Hassouna Mosbahi, Ramed El Hayet, (Cendres de la vie), Editions Walidoff 2009, Tunis, 182 pages,prix : 12 dinars, ISBN 978-9973-9996-6-5

   Hassouna Mosbahi n’a rien inventé. Il a fait mieux. Il a transformé les souvenirs d’une vie en matière de fiction. Autrement dit, il a recomposé habilement le réel jusqu’à en faire une vaste toile narrative où se détachent des silhouettes d’aujourd’hui et celles d’hier, des figures héroïques et d’autres pathétiques. 



   Ramed El Hayet (Cendres de la Vie) puise sa matière directement dans la vie de l’auteur, si bien qu’une lecture rapide et pressée risque de l’appréhender sous l’angle réducteur d’une écriture autobiographique. Erreur de perception ! Le texte de H. Mosbahi est avant tout un roman parce que le récit ne s’articule pas ici autour du point de vue d’un moi ou d’un je hégémonique et omniprésent. C’est le narrateur qui organise le récit, structure le monde, explore le passé du personnage, évoque des pans entiers de l’histoire de la Tunisie, procède à des digressions qui focalisent l’intérêt sur d’autres personnages aussi importants dans l’économie générale du roman que youssef, la figure centrale du récit. 

   Résultat : Cendres de la vie est construit comme un puzzle dont le lien entre les morceaux qui le composent n’est pas régi par la loi de leur convergence vers une conscience névralgique, en l’occurrence celle du personnage de Youssef, mais autour d’un tout autre projet, ou plutôt autour d’une interrogation : comment peut-on être écrivain en Tunisie ? Autrement dit, comment naît le désir de s’engager dans une œuvre de création, alors qu’on est dans la périphérie de la culture, de l’histoire et de l’existence ?

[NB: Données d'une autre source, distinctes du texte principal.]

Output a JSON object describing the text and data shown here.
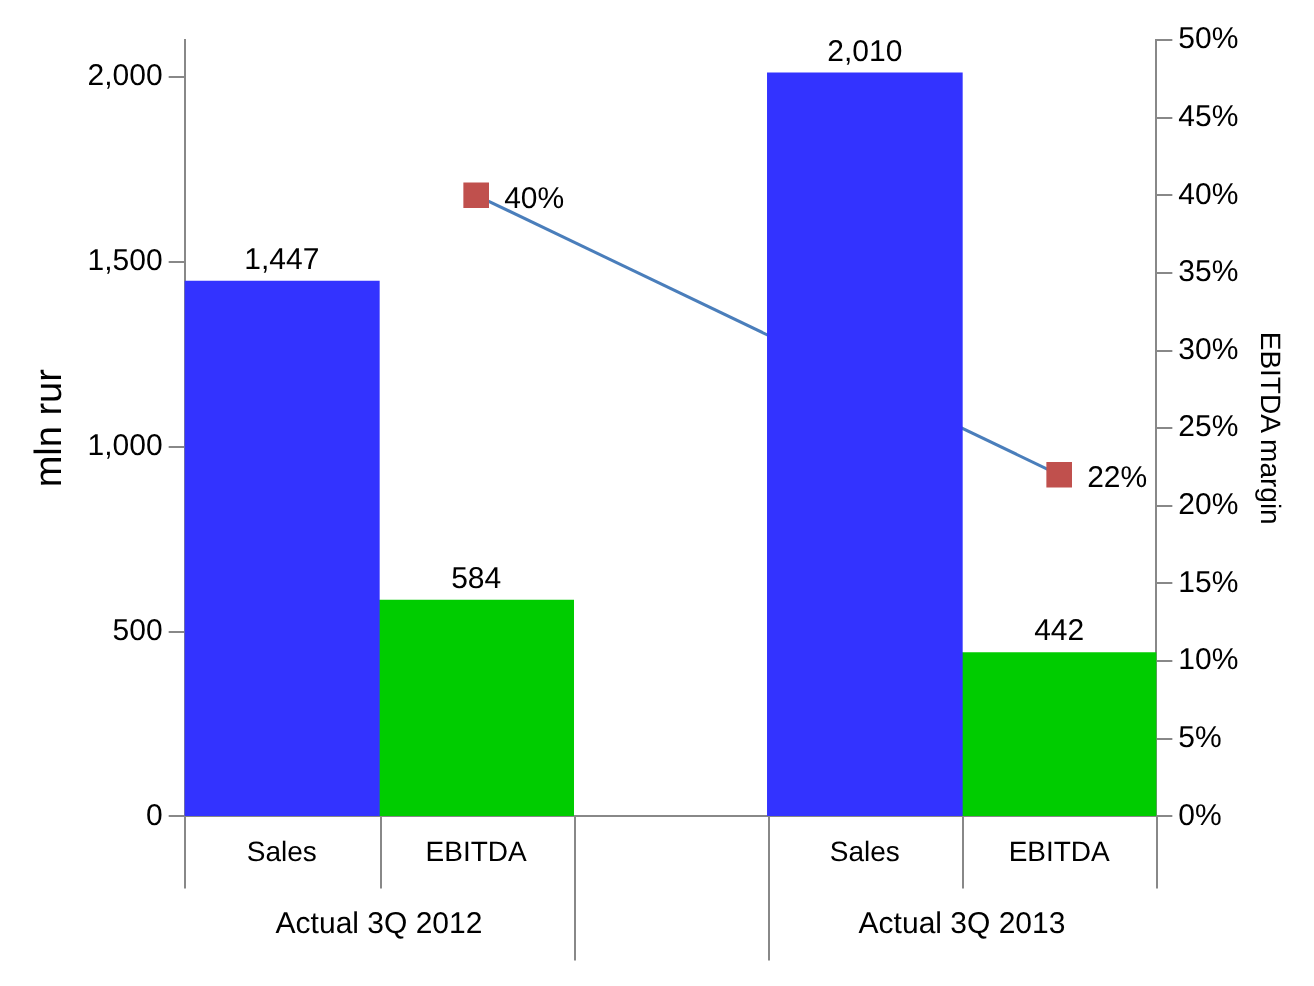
{
  "chart_data": {
    "type": "bar",
    "ylabel": "mln rur",
    "y2label": "EBITDA margin",
    "categories": [
      "Sales",
      "EBITDA",
      null,
      "Sales",
      "EBITDA"
    ],
    "series": [
      {
        "color": "#3333ff",
        "values": [
          1447,
          null,
          null,
          2010,
          null
        ],
        "value_labels": [
          "1,447",
          null,
          null,
          "2,010",
          null
        ]
      },
      {
        "color": "#00cc00",
        "values": [
          null,
          584,
          null,
          null,
          442
        ],
        "value_labels": [
          null,
          "584",
          null,
          null,
          "442"
        ]
      },
      {
        "type": "line",
        "axis": "y2",
        "color": "#4a7ebb",
        "colors": [
          null,
          "#c0504d",
          null,
          null,
          "#c0504d"
        ],
        "marker": "square",
        "values": [
          null,
          40,
          null,
          null,
          22
        ],
        "value_labels": [
          null,
          "40%",
          null,
          null,
          "22%"
        ]
      }
    ],
    "ylim": [
      0,
      2100
    ],
    "yticks": [
      0,
      {
        "value": 500,
        "label": "500"
      },
      {
        "value": 1000,
        "label": "1,000"
      },
      {
        "value": 1500,
        "label": "1,500"
      },
      {
        "value": 2000,
        "label": "2,000"
      }
    ],
    "y2lim": [
      0,
      50
    ],
    "y2ticks": [
      {
        "value": 0,
        "label": "0%"
      },
      {
        "value": 5,
        "label": "5%"
      },
      {
        "value": 10,
        "label": "10%"
      },
      {
        "value": 15,
        "label": "15%"
      },
      {
        "value": 20,
        "label": "20%"
      },
      {
        "value": 25,
        "label": "25%"
      },
      {
        "value": 30,
        "label": "30%"
      },
      {
        "value": 35,
        "label": "35%"
      },
      {
        "value": 40,
        "label": "40%"
      },
      {
        "value": 45,
        "label": "45%"
      },
      {
        "value": 50,
        "label": "50%"
      }
    ],
    "annotations": [
      "Actual 3Q 2012",
      "Actual 3Q 2013"
    ],
    "grid": false,
    "legend": false
  }
}
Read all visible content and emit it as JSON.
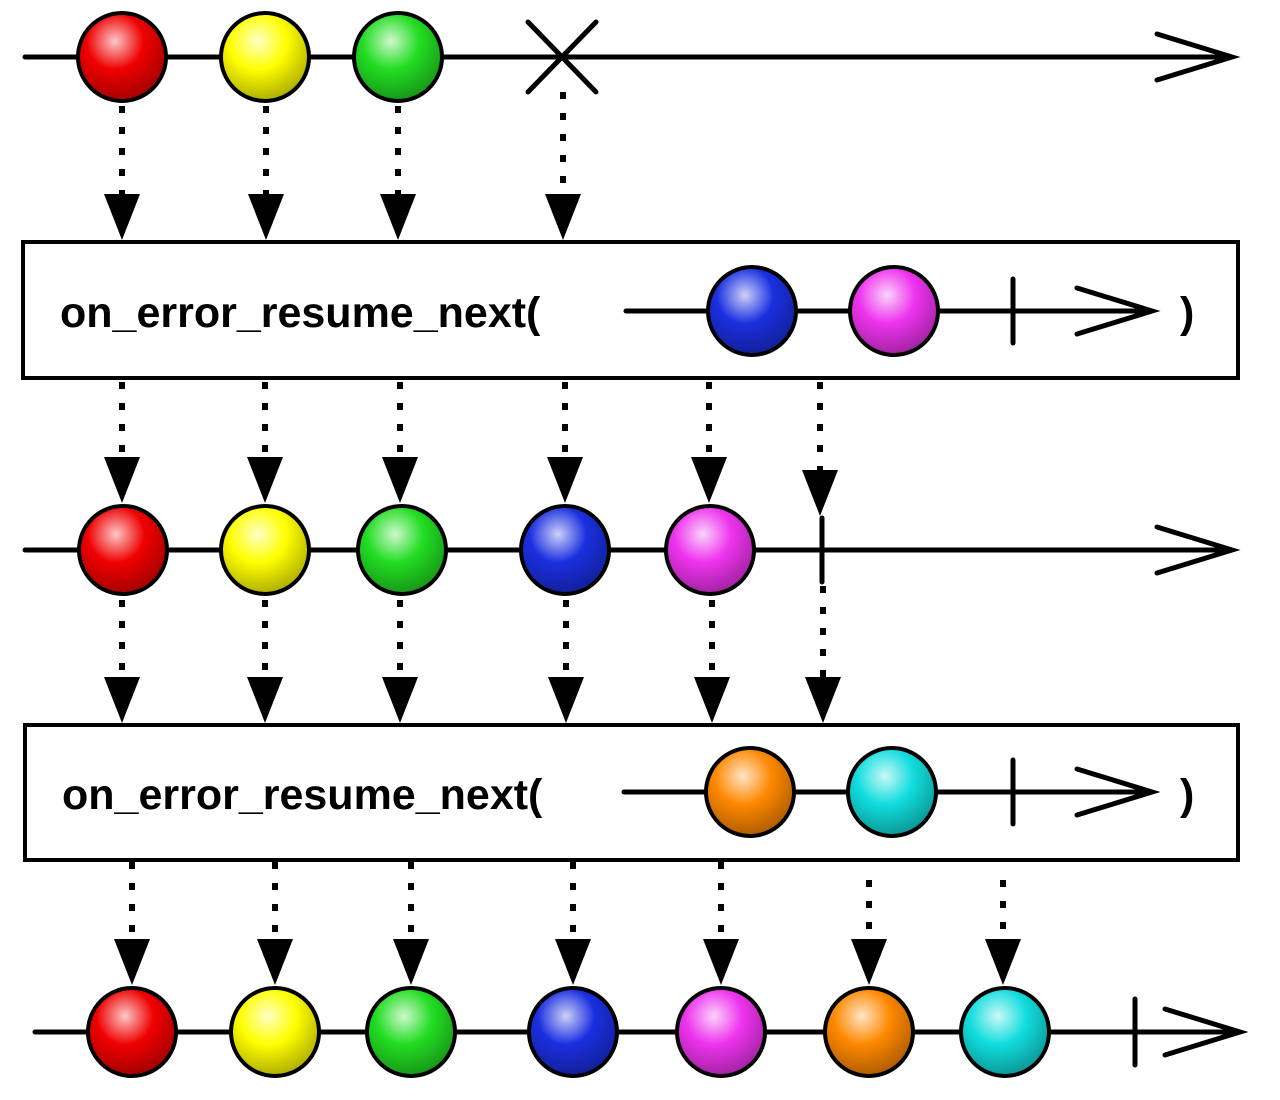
{
  "palette": {
    "red": "#f00000",
    "yellow": "#ffff00",
    "green": "#22dd22",
    "blue": "#1a2fe0",
    "magenta": "#ee33ee",
    "orange": "#ff8800",
    "cyan": "#11dddd"
  },
  "source_stream": {
    "items": [
      "red",
      "yellow",
      "green"
    ],
    "terminator": "error"
  },
  "operators": [
    {
      "label": "on_error_resume_next(",
      "close": ")",
      "items": [
        "blue",
        "magenta"
      ],
      "terminator": "complete"
    },
    {
      "label": "on_error_resume_next(",
      "close": ")",
      "items": [
        "orange",
        "cyan"
      ],
      "terminator": "complete"
    }
  ],
  "intermediate_stream": {
    "items": [
      "red",
      "yellow",
      "green",
      "blue",
      "magenta"
    ],
    "terminator": "complete"
  },
  "result_stream": {
    "items": [
      "red",
      "yellow",
      "green",
      "blue",
      "magenta",
      "orange",
      "cyan"
    ],
    "terminator": "complete"
  }
}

   A cette question, la réponse du narrateur est sans détour : c’est à partir de la marginalité qu’on peut s’attaquer au centre névralgique, car le sentiment d’être exclu, peut-être même chassé, voire forcé à l’exil, tel le prophète Joseph (Youssef) privé dramatiquement, par ses propres frères, de la bienveillante protection du père, c’est ce qui nourrit le projet d’investir la scène du monde et de se jeter dans l’arène où défilent, aux yeux de Youssef, le personnage H. Mosbahi, les créateurs authentiques et les polichinelles répulsifs, les ambitieux agressifs et les âmes asservies, les monstres prédateurs et les cabotins pathétiques. Le personnage de Mosbahi doit donc résister, fuir les pestiférés, emprunter le chemin de l’exil et aller se ressourcer ailleurs, à l’autre rive de la Méditerranée. 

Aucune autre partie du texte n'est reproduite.